I hope this is the right place to post, I'm new at this.

I'm looking for someone to sell T shirts at a car show that the Heart of Carolina Mustang Club is having in Cary NC on the 6th of October.

So far we, as a club, have had shirts made up for each show and we end up with boxes and boxes of unsold shirts (mostly because they are unique to the show). I'm hoping that someone on the forums has a better plan.

The goal is to have someone come out to the show, set up and sell their shirts. They can be general car-related and don't have to be specific to the show.

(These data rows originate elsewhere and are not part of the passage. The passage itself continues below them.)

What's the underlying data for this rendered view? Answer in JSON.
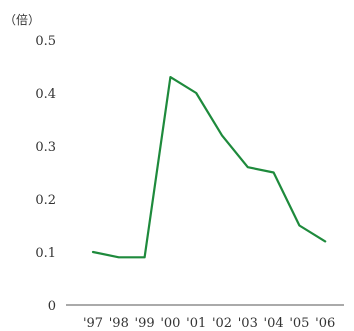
{
  "chart_data": {
    "type": "line",
    "unit_label": "（倍）",
    "categories": [
      "'97",
      "'98",
      "'99",
      "'00",
      "'01",
      "'02",
      "'03",
      "'04",
      "'05",
      "'06"
    ],
    "series": [
      {
        "values": [
          0.1,
          0.09,
          0.09,
          0.43,
          0.4,
          0.32,
          0.26,
          0.25,
          0.15,
          0.12
        ]
      }
    ],
    "ylim": [
      0,
      0.5
    ],
    "yticks": [
      0,
      0.1,
      0.2,
      0.3,
      0.4,
      0.5
    ],
    "ytick_labels": [
      "0",
      "0.1",
      "0.2",
      "0.3",
      "0.4",
      "0.5"
    ],
    "grid": false,
    "legend": "none",
    "colors": {
      "line": "#1e8a3c",
      "text": "#333333",
      "axis": "#555555"
    }
  }
}
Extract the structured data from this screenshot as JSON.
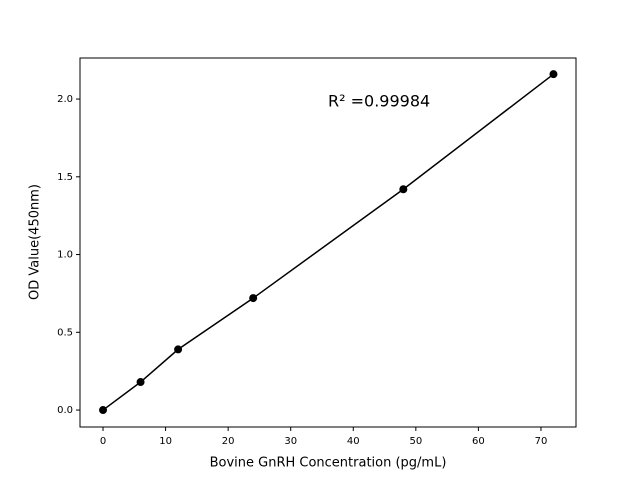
{
  "chart_data": {
    "type": "line",
    "x_label": "Bovine GnRH Concentration (pg/mL)",
    "y_label": "OD Value(450nm)",
    "annotation": "R² =0.99984",
    "x": [
      0,
      6,
      12,
      24,
      48,
      72
    ],
    "series": [
      {
        "color": "#000000",
        "values": [
          0.0,
          0.18,
          0.39,
          0.72,
          1.42,
          2.16
        ]
      }
    ],
    "markers": true,
    "xlim": [
      -3.68,
      75.6
    ],
    "ylim": [
      -0.109,
      2.264
    ],
    "xticks": [
      0,
      10,
      20,
      30,
      40,
      50,
      60,
      70
    ],
    "yticks": [
      {
        "value": 0,
        "label": "0.0"
      },
      0.5,
      {
        "value": 1,
        "label": "1.0"
      },
      1.5,
      {
        "value": 2,
        "label": "2.0"
      }
    ]
  }
}
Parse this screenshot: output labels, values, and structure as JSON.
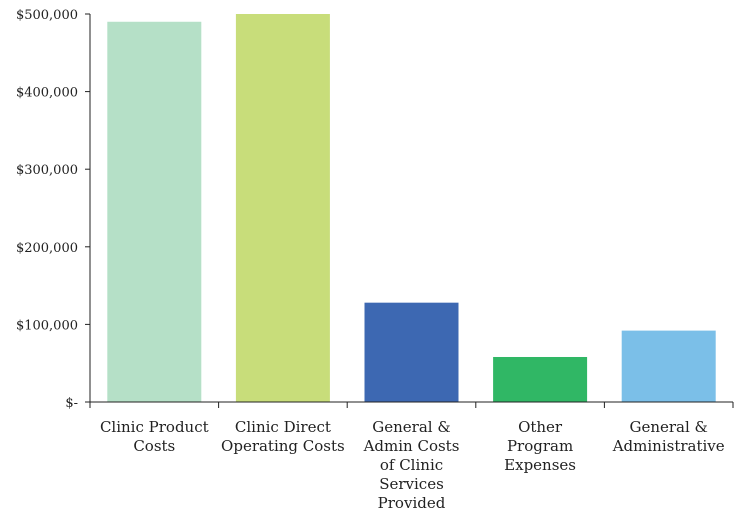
{
  "chart_data": {
    "type": "bar",
    "categories": [
      "Clinic Product\nCosts",
      "Clinic Direct\nOperating Costs",
      "General &\nAdmin Costs\nof Clinic\nServices\nProvided",
      "Other\nProgram\nExpenses",
      "General &\nAdministrative"
    ],
    "values": [
      490000,
      500000,
      128000,
      58000,
      92000
    ],
    "colors": [
      "#b5e0c7",
      "#c8dd7a",
      "#3d68b2",
      "#30b765",
      "#7bbfe8"
    ],
    "ylim": [
      0,
      500000
    ],
    "yticks": [
      0,
      100000,
      200000,
      300000,
      400000,
      500000
    ],
    "ytick_labels": [
      "$-",
      "$100,000",
      "$200,000",
      "$300,000",
      "$400,000",
      "$500,000"
    ],
    "title": "",
    "xlabel": "",
    "ylabel": "",
    "grid": false,
    "legend": false
  }
}
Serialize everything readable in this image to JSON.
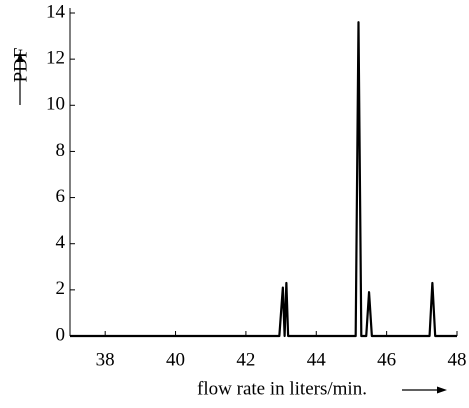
{
  "chart_data": {
    "type": "line",
    "x_label": "flow rate in liters/min.",
    "y_label": "PDF",
    "x": [
      37,
      42.95,
      43.05,
      43.1,
      43.15,
      43.2,
      45.12,
      45.2,
      45.28,
      45.42,
      45.5,
      45.58,
      47.22,
      47.3,
      47.38,
      48
    ],
    "values": [
      0,
      0,
      2.1,
      0,
      2.3,
      0,
      0,
      13.6,
      0,
      0,
      1.9,
      0,
      0,
      2.3,
      0,
      0
    ],
    "color": "#000000",
    "xlim": [
      37,
      48
    ],
    "xticks": [
      38,
      40,
      42,
      44,
      46,
      48
    ],
    "ylim": [
      0,
      14
    ],
    "yticks": [
      0,
      2,
      4,
      6,
      8,
      10,
      12,
      14
    ]
  }
}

So I guess the question is, how does one go about finding T shirt vendors for shows like this? If anyone can help me out I'd greatly appreciate it.


----------



## guero71 (Feb 27, 2010)

Im not sure where you find the vendors....but making the booth fee reasonable should help.


----------



## selanac (Jan 8, 2007)

Look for Any screen printer in NC and ask them to come out.


----------



## Rodney (Nov 3, 2004)

Hi Larry, you may want to contact t-shirt printers in your area to see if they do events. Here's a listing of some in NC North Carolina - USA - Browse Locations - custom t-shirt printers reviewed at PrinterListings.com


----------



## HCMCSecy (Jun 18, 2012)

Thanks everyone, and thank you Rodney for moving this to the proper section.


----------